Hello,
I have a cluster with 6 OSD nodes each with 10 SATA 8TB drives. Node 6 was just added. All nodes are 10Gbps on the network with Jumbo frames. S3 application access is working as expected but recovery is extremely slow. Based on past posts I attempted to do the following:
Alter the osd_recovery_sleep_hdd. I tried 0 and 0.1. 0 seems to improve the speed slightly but it is still very slow. I also attempted to change osd_max_backfills to 16 from 8 and osd_recovery_max_active to 8 from 4. This showed no noticeable improvement.

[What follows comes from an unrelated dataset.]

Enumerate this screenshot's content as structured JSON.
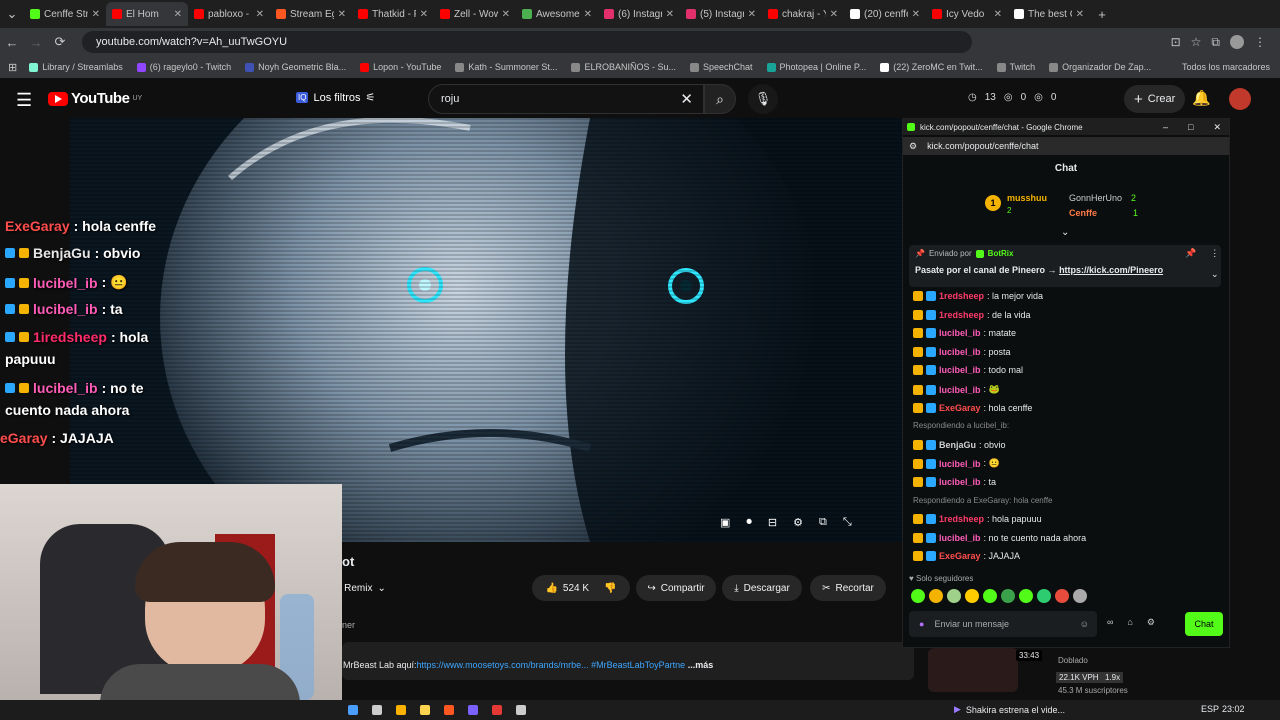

The cluster is running 13.2.5. Here is the output from ceph -s
cluster:
id: xxxxxxxxxxxxxxxxxxxxxxxxxxxxxxxxxxxxxx
health: HEALTH_ERR
3 large omap objects
67164650/268993641 objects misplaced (24.969%)
Degraded data redundancy: 612258/268993641 objects degraded (0.228%), 8 pgs degraded, 8 pgs undersized
Degraded data redundancy (low space): 9 pgs backfill_toofull
services:
mon: 3 daemons, quorum mon1,mon2,mon3
mgr: mon2(active), standbys: mon1
osd: 55 osds: 50 up, 50 in; 531 remapped pgs
rgw: 3 daemons active
data:
pools: 15 pools, 1476 pgs
objects: 89.66 M objects, 49 TiB
usage: 159 TiB used, 205 TiB / 364 TiB avail
pgs: 612258/268993641 objects degraded (0.228%)
67164650/268993641 objects misplaced (24.969%)
945 active+clean
507 active+remapped+backfill_wait
9 active+remapped+backfill_wait+backfill_toofull
7 active+remapped+backfilling
4 active+undersized+degraded+remapped+backfill_wait
4 active+undersized+degraded+remapped+backfilling
io:
client: 5.3 MiB/s rd, 3.9 MiB/s wr, 844 op/s rd, 81 op/s wr
recovery: 19 MiB/s, 33 objects/s
id: xxxxxxxxxxxxxxxxxxxxxxxxxxxxxxxxxxxxxx
health: HEALTH_ERR
3 large omap objects
67164650/268993641 objects misplaced (24.969%)
Degraded data redundancy: 612258/268993641 objects degraded (0.228%), 8 pgs degraded, 8 pgs undersized
Degraded data redundancy (low space): 9 pgs backfill_toofull
services:
mon: 3 daemons, quorum mon1,mon2,mon3
mgr: mon2(active), standbys: mon1
osd: 55 osds: 50 up, 50 in; 531 remapped pgs
rgw: 3 daemons active
data:
pools: 15 pools, 1476 pgs
objects: 89.66 M objects, 49 TiB
usage: 159 TiB used, 205 TiB / 364 TiB avail
pgs: 612258/268993641 objects degraded (0.228%)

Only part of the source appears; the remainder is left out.